Quelques minutes plus tard, à 16h35, un deuxième communiqué du bureau de presse du Vatican a suivi. Il se réfèrait principalement à la rencontre qui a suivi entre le président ukrainien et l’archevêque Paul Richard Gallagher, secrétaire pour les relations avec les États à la Secrétairerie d’État du Vatican, raison pour laquelle Mgr Gallagher est plus connu sous le nom de « ministre des Affaires étrangères » du Saint-Siège. En fait, une rencontre aurait dû avoir lieu entre Zelenski et le cardinal Pietro Parolin, secrétaire d’État. Cependant, ce dernier se trouvait samedi à Fatima, ce qui rendait impossible un changement de dernière minute Cette deuxième déclaration du Vatican disait :

« Aujourd’hui, samedi 13 mai 2023, le Saint-Père François a reçu en audience S.E. Monsieur Volodymyr Zelenskyy [sic], président de l’Ukraine, qui a ensuite rencontré Son Excellence Monseigneur Paul Richard Gallagher, secrétaire du Secrétariat d’État pour les relations avec les États et les organisations internationales.

Les entretiens cordiaux avec S.E. Mgr Gallagher ont principalement porté sur la guerre actuelle en Ukraine et les urgences, notamment humanitaires, qui y sont liées, ainsi que sur la nécessité de poursuivre les efforts en faveur de la paix.

A cette occasion, certains sujets bilatéraux ont également été abordés, notamment ceux liés à la vie de l’Eglise catholique en Ukraine ».

À 19h15, Zelenski a participé à une édition spéciale de l’émission télévisée « Porta a Porta » sur la chaîne publique italienne RAI 1. Cette émission s’est déroulée, de manière tout à fait exceptionnelle, à l’Autel de la Patrie, le lieu de culte central de l’État italien sur la Piazza Venezia, près du Capitole.

L’Autel de la Patrie a été érigé entre 1878 et 1927 pour commémorer l’unification italienne réalisée en 1870, et c’est le mémorial des morts italiens avec une « flamme éternelle » et une garde d’honneur des militaires [donc, symboliquement, l’équivalent de notre Arc de Triomphe, ndt].

Les médias mettent en scène la perception pour les masses, et cette émission a été le principal relais de la visite de Zelenski en Italie. Une nouvelle étape pour préparer l’UE à la guerre ? Il s’agit de livraisons d’armes, de formation militaire et de versements d’argent. Des mesures qui suscitent un rejet considérable au sein de la population italienne en raison de la crise de la vie chère et par crainte d’être entraîné dans la guerre. Interrogé dans cette émission sur l’audience avec François, Zelenski a déclaré :

« Avec tout le respect que je dois à Sa Sainteté, nous n’avons pas besoin de médiateurs, nous avons besoin d’une paix juste. Nous invitons le pape, comme d’autres dirigeants, à s’engager pour une paix juste, mais nous devons d’abord faire tout le reste. On ne peut pas faire de médiation avec Poutine, aucun pays au monde ne peut le faire. J’ai invité le pape François à se rendre en Ukraine pour soutenir dans la prière tous les Ukrainiens qui souffrent de la terreur russe et qui luttent contre le mal qui est arrivé sur le sol ukrainien ».

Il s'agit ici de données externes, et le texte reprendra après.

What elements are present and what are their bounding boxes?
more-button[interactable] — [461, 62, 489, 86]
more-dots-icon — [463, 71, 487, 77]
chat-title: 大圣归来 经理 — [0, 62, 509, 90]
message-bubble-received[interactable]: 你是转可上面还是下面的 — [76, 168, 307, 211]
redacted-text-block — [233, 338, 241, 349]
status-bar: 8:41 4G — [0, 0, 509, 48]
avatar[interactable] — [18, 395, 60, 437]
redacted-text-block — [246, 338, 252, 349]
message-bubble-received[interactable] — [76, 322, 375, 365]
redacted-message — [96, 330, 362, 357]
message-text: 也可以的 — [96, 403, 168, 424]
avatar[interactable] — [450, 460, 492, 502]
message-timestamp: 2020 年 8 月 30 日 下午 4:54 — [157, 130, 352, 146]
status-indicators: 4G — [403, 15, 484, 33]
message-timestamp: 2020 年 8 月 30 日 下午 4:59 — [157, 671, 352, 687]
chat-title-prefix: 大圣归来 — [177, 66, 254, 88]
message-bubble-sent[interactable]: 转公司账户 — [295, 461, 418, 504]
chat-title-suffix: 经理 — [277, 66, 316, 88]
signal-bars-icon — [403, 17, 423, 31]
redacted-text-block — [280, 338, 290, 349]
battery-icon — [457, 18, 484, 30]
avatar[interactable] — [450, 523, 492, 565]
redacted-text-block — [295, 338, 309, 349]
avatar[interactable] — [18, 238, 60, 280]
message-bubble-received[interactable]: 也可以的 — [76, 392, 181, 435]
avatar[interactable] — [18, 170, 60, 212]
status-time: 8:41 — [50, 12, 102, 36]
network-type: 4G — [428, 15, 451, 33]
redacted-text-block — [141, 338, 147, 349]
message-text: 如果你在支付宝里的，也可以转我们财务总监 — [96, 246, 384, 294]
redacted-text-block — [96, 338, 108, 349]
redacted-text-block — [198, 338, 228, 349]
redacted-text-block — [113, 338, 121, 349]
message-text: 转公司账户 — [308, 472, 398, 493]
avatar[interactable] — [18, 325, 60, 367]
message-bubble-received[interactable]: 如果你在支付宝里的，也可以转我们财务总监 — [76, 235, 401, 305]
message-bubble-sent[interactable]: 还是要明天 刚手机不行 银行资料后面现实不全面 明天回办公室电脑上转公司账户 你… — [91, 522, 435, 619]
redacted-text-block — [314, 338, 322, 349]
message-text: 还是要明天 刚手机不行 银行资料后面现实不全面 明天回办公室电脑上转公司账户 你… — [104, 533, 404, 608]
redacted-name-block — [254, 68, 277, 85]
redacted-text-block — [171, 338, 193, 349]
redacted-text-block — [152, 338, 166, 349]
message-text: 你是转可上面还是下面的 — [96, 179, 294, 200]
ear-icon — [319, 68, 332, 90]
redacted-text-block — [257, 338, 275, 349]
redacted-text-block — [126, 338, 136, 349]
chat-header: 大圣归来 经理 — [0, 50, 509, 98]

Cette deuxième présentation laisse transparaître le compte rendu unilatéral de la rencontre dans la déclaration de Zelenski sur Telegram. Dans cette dernière, le président ukrainien reproduisait unilatéralement la position de Kiev, sans tenir compte de son interlocuteur, bref, une tentative évidente d’appropriation. Le Saint-Siège a manifestement voulu empêcher cela de manière préventive en faisant ses propres déclarations. En d’autres occasions, le Vatican y avait renoncé [comme par exemple lors de ] la rencontre avec le président américain Joe Biden le 29 octobre 2021.

Le fait que le Saint-Siège renonce à faire ses propres déclarations a laissé dans le passé un monopole d’information et d’interprétation aux visiteurs du pape. L’enchaînement des prises de position montre ce que cela aurait signifié samedi.

La Russie ne s’est pas encore exprimée sur la rencontre.